FNZ shareholders, who are suing the company for US$4.6 billion have lost their institutional backer and at the same time further criticised FNZ's chairman and private equity firm Motive Partners.

Sunday, September 28th 2025

Summit Partners, the only institutional plaintiff in the class action against FNZ ,have withdrawn, UK publication Money Marketing reports.

The impact of its sudden departure from the proceedings, which have been filed in the New Zealand courts, remains unclear.

Meanwhile FNZ employee shareholders have put out a press release questioning the actions of FNZ's chairman (who they don’t name) and private equity firm Motive Partners.

The release says this follows a year of “alleged relentless executive turnover, unprecedented increases in expenditure to the tune of hundreds of millions of dollars and repeated failure to deliver on the strategy introduced by the private equity firm Motive Partners.”

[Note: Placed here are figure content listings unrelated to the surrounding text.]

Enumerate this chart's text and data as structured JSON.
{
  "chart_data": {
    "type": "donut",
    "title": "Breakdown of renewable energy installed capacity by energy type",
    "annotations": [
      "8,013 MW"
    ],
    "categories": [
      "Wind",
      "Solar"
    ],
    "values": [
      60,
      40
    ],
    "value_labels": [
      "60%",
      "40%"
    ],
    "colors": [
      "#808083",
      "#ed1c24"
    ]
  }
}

An unnamed spokesperson for the employee shareholders, said “the chairman must be held accountable for the alleged lack of governance that has allowed this private equity firm to take control of the management of the company and, presumably, all flow of information to the board.”

"We've lost all the leadership and knowledge that built FNZ to date, but it still needs to continue to build and grow as a growth company. In its place, we have Motive Partners with no relevant experience in actually building companies, let alone building technology companies.

"In addition, Motive's recent investment in several direct competitors of FNZ raises the question of what Motive's agenda really is.

"Overwhelmingly private equity investors would avoid such conflicts in their portfolio companies."

FNZ's employee shareholders allege decisions made by the board favour institutional and private equity stakeholders, over employee shareholders.

FNZ declined to comment on the employee shareholder's press release.